Но подобные случаи были весьма редки. Среди элегантных людей, составлявших ядро салона Германтов, преобладал тип человека, добровольно (или по крайней мере так думавшего) отказавшегося от всего остального, от всего, что было несовместимо с остроумием Германтов, с учтивостью Германтов, с тем неподдающимся определению «шармом», который был ненавистен всякой сколько-нибудь централизованной «корпорации».
Люди, знавшие, что один из таких завсегдатаев салона герцогини получил когда-то золотую медаль в «Салоне», что другой, секретарь конференции адвокатов, блестяще начал свою карьеру выступлениями в Палате депутатов, что третий искусно служил Франции на посту поверенного в делах, вправе были считать неудачниками людей, которые ничего с тех пор не сделали в течение двадцати лет. Но таких «осведомленных» было очень мало, а сами заинтересованные вспомнили бы об этом последние, ибо для них эти старые звания потеряли всякое значение в свете идей, господствовавших в салоне Германтов: разве выдающиеся министры, один — немного торжественный, другой — любитель каламбуров, не приравнивались там к нудному классному наставнику или же, наоборот, к приказчику, — министры, которых превозносили газеты, но возле которых герцогиня Германтская зевала и проявляла нетерпение, если хозяйка дома по неосмотрительности сажала одного из них рядом с ней. Ибо способности первоклассного деятеля вовсе не служили рекомендацией в глазах герцогини, и те из ее знакомых, что отказались от «карьеры» или от военной службы, что перестали выставлять свою кандидатуру в Палату депутатов, приходя ежедневно завтракать и беседовать со своей большой приятельницей, встречая ее у высочеств, впрочем, невысоко ими ценимых, по крайней мере по их словам, полагали, что они избрали благую часть, хотя меланхолический их вид, даже посреди веселья, несколько противоречил основательности этого суждения.
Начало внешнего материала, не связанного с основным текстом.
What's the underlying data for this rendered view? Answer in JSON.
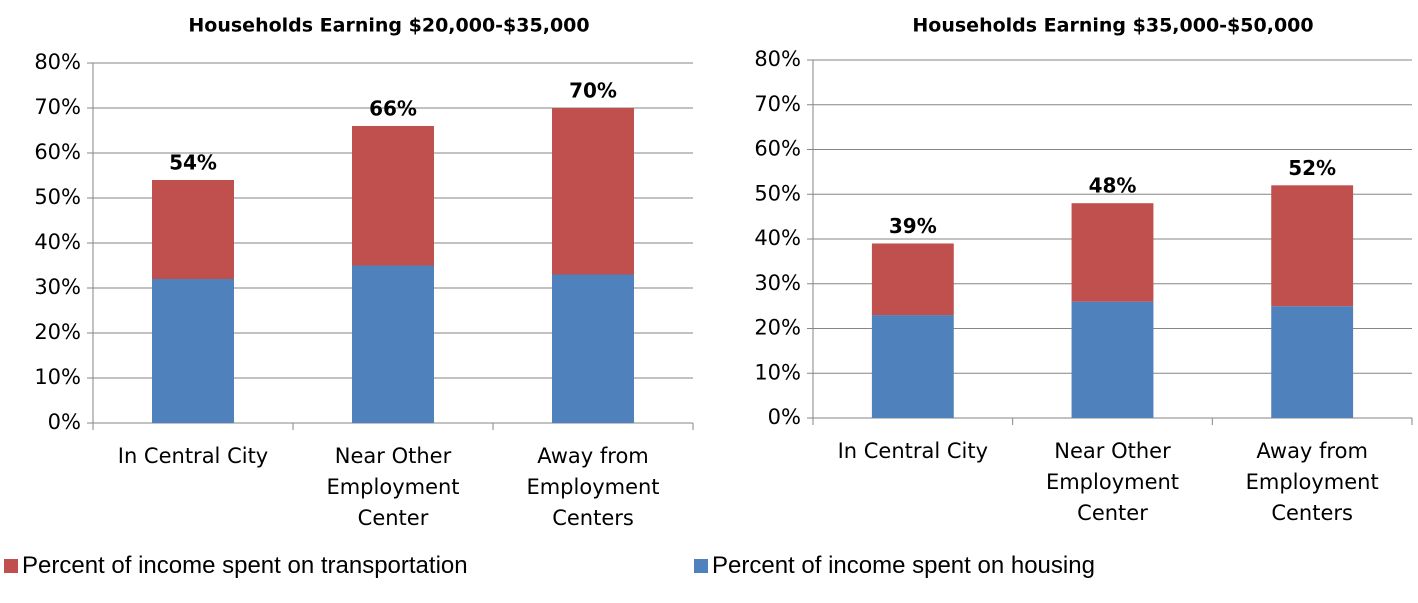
{
  "chart_data": [
    {
      "type": "stacked_bar",
      "title": "Households Earning $20,000-$35,000",
      "categories": [
        "In Central City",
        "Near Other Employment Center",
        "Away from Employment Centers"
      ],
      "series": [
        {
          "name": "Percent of income spent on housing",
          "color": "#4f81bd",
          "values": [
            32,
            35,
            33
          ]
        },
        {
          "name": "Percent of income spent on transportation",
          "color": "#c0504d",
          "values": [
            22,
            31,
            37
          ]
        }
      ],
      "total_labels": [
        "54%",
        "66%",
        "70%"
      ],
      "ylim": [
        0,
        80
      ],
      "yticks": [
        {
          "value": 0,
          "label": "0%"
        },
        {
          "value": 10,
          "label": "10%"
        },
        {
          "value": 20,
          "label": "20%"
        },
        {
          "value": 30,
          "label": "30%"
        },
        {
          "value": 40,
          "label": "40%"
        },
        {
          "value": 50,
          "label": "50%"
        },
        {
          "value": 60,
          "label": "60%"
        },
        {
          "value": 70,
          "label": "70%"
        },
        {
          "value": 80,
          "label": "80%"
        }
      ],
      "grid": true
    },
    {
      "type": "stacked_bar",
      "title": "Households Earning $35,000-$50,000",
      "categories": [
        "In Central City",
        "Near Other Employment Center",
        "Away from Employment Centers"
      ],
      "series": [
        {
          "name": "Percent of income spent on housing",
          "color": "#4f81bd",
          "values": [
            23,
            26,
            25
          ]
        },
        {
          "name": "Percent of income spent on transportation",
          "color": "#c0504d",
          "values": [
            16,
            22,
            27
          ]
        }
      ],
      "total_labels": [
        "39%",
        "48%",
        "52%"
      ],
      "ylim": [
        0,
        80
      ],
      "yticks": [
        {
          "value": 0,
          "label": "0%"
        },
        {
          "value": 10,
          "label": "10%"
        },
        {
          "value": 20,
          "label": "20%"
        },
        {
          "value": 30,
          "label": "30%"
        },
        {
          "value": 40,
          "label": "40%"
        },
        {
          "value": 50,
          "label": "50%"
        },
        {
          "value": 60,
          "label": "60%"
        },
        {
          "value": 70,
          "label": "70%"
        },
        {
          "value": 80,
          "label": "80%"
        }
      ],
      "grid": true
    }
  ]
}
Надо, впрочем, признать, что утонченность светской жизни, остроумие разговоров в салоне Германтов, при всей своей легковесности, представляли собой нечто реальное. Никакое официальное звание не стоило приятности общества любимцев герцогини Германтской, которых не удалось бы привлечь к себе самым влиятельным министрам. Если в этом салоне навсегда похоронило себя столько честолюбий и даже благородных усилий, то по крайней мере из их праха вырос редкостный цветок светской суетности. Конечно, люди остроумные, вроде, например, Свана, смотрели свысока на людей, занимавшихся какой-нибудь деятельностью, но герцогиню Германтскую возносил надо всем не ум, а та его более утонченная в ее глазах форма, возвышавшаяся до своего рода словесного таланта, которая называется остроумием. И если некогда у Вердюренов Сван считал Бришо педантом, а Эльстира грубияном, несмотря на всю ученость первого и гений второго, то его побуждало к тому остроумие Германтов. Никогда бы он не решился представить герцогине ни того ни другого, ясно представляя, с каким видом она бы приняла тирады Бришо и шуточки Эльстира, поскольку Германты считали длинные претенциозные речи в серьезном или насмешливом роде самым несносным проявлением слабоумия.
Что же касается самих Германтов, то если не все они были проникнуты духом Германта в такой степени, как бывают, например, проникнуты одним духом литературные кружки, у всех членов которых одинаковая манера произношения, одинаковая манера выражать свои мысли и следовательно, мыслить, то объясняется это, конечно, не тем, что в светских кругах оригинальность выражена ярче и служит препятствием к подражанию. Ведь подражание требует не только отсутствия оригинальности, но и относительной тонкости слуха, которая позволила бы сначала уловить то, чему потом подражаешь. Между тем некоторые Германты были в такой же степени лишены этого музыкального чувства, как и Курвуазье.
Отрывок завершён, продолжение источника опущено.